Irans Staatsoberhaupt Ali Khamenei und der Spitzenpolitiker der Hamas Ismail Haniyeh
Irans Staatsoberhaupt Ali Khamenei und der Spitzenpolitiker der Hamas Ismail Haniyeh

Interveniert Iran?

Offen ist, wie Iran auf diese geopolitische Neuordnung reagiert. Zweifellos werden Hardliner im Machtbereich des Revolutionssystems in Iran darauf drängen, jetzt nicht nur ihren Verbündeten Hamas zu unterstützen, sondern sich zugleich an Israel für dessen Geheimdienstaktionen im Land und die Ermordung des Atomwissenschaftlers Mohsen Fakhrizade am 27. November 2020 zu rächen. Gerade jetzt erklärten iranische Stellen, Beweise gefunden zu haben, dass Israel auch bei der Ermordung des Kommandeurs der Quds-Einheiten, Qassem Soleimani, am 3. Januar 2020 die Hand im Spiel gehabt hätte. Für das Establishment der islamischen Revolution böte sich zudem die Gelegenheit, ihren langandauernden Wettstreit mit dem System der Regierung für sich zu entscheiden. Die Machthaber des iranischen Revolutionssystems mit ihren Satrapen in Libanon (Hizbullah), Syrien (Regime Asad), Irak (Haschd) und Jemen (Ansar Allah, d. h. Huthi) könnten ihre Schlagkraft masslos überschätzen und ein Abenteuer wagen, das dann den Konflikt zu einem veritablen Krieg werden liesse.

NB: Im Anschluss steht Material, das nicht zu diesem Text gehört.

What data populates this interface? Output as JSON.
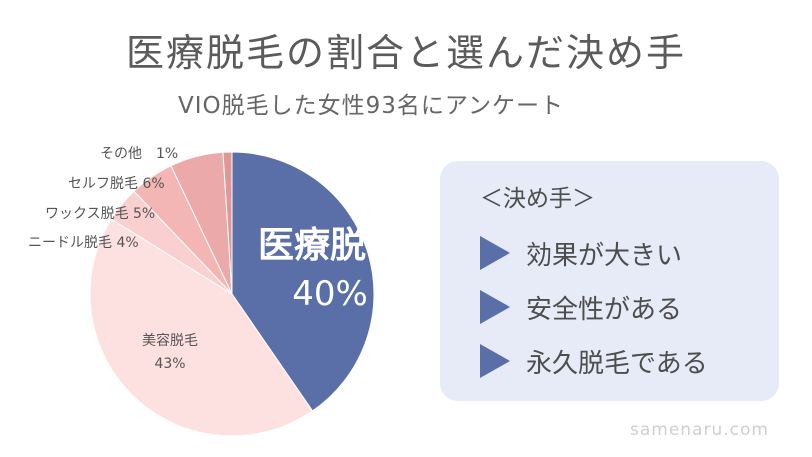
{
  "header": {
    "title": "医療脱毛の割合と選んだ決め手",
    "subtitle": "VIO脱毛した女性93名にアンケート"
  },
  "chart_data": {
    "type": "pie",
    "title": "医療脱毛の割合と選んだ決め手",
    "subtitle": "VIO脱毛した女性93名にアンケート",
    "slices": [
      {
        "label": "医療脱毛",
        "value": 40,
        "display": "40%",
        "color": "#5a6ea8"
      },
      {
        "label": "美容脱毛",
        "value": 43,
        "display": "43%",
        "color": "#fde0e0"
      },
      {
        "label": "ニードル脱毛",
        "value": 4,
        "display": "4%",
        "color": "#f9cfcf"
      },
      {
        "label": "ワックス脱毛",
        "value": 5,
        "display": "5%",
        "color": "#f4b5b5"
      },
      {
        "label": "セルフ脱毛",
        "value": 6,
        "display": "6%",
        "color": "#eba9a9"
      },
      {
        "label": "その他",
        "value": 1,
        "display": "1%",
        "color": "#de9898"
      }
    ],
    "start": "12 o'clock, clockwise"
  },
  "labels": {
    "medical_name": "医療脱毛",
    "medical_pct": "40%",
    "beauty_name": "美容脱毛",
    "beauty_pct": "43%",
    "needle": "ニードル脱毛 4%",
    "wax": "ワックス脱毛 5%",
    "self": "セルフ脱毛 6%",
    "other": "その他　1%"
  },
  "panel": {
    "title": "＜決め手＞",
    "items": [
      "効果が大きい",
      "安全性がある",
      "永久脱毛である"
    ]
  },
  "footer": "samenaru.com",
  "colors": {
    "accent": "#5a6ea8",
    "panel_bg": "#e6ebf7"
  }
}
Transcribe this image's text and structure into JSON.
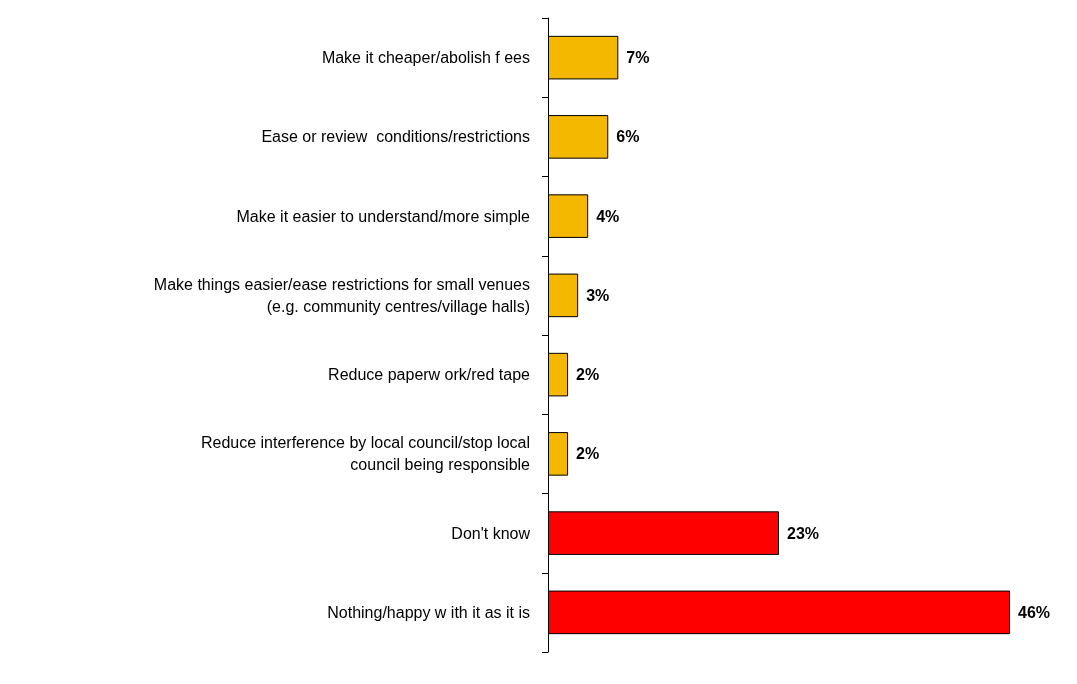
{
  "chart_data": {
    "type": "bar",
    "orientation": "horizontal",
    "categories": [
      "Make it cheaper/abolish f ees",
      "Ease or review  conditions/restrictions",
      "Make it easier to understand/more simple",
      "Make things easier/ease restrictions for small venues\n(e.g. community centres/village halls)",
      "Reduce paperw ork/red tape",
      "Reduce interference by local council/stop local\ncouncil being responsible",
      "Don't know",
      "Nothing/happy w ith it as it is"
    ],
    "values": [
      7,
      6,
      4,
      3,
      2,
      2,
      23,
      46
    ],
    "value_labels": [
      "7%",
      "6%",
      "4%",
      "3%",
      "2%",
      "2%",
      "23%",
      "46%"
    ],
    "colors": [
      "#f5b800",
      "#f5b800",
      "#f5b800",
      "#f5b800",
      "#f5b800",
      "#f5b800",
      "#ff0000",
      "#ff0000"
    ],
    "grid": false
  }
}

Die Gesellschaft als Verliererin

Die regionalpolitische Gemengelage ist also anders als noch bei den letzten Konfrontationen zwischen Hamas und Israel 2014 oder gar 2006. Die Blockbildung hat sich so stabilisiert und die Freund-Feind-Schemata haben sich so verschärft, dass ein Ereignis wie in Jerusalem einen Sarajewo-Effekt haben könnte. 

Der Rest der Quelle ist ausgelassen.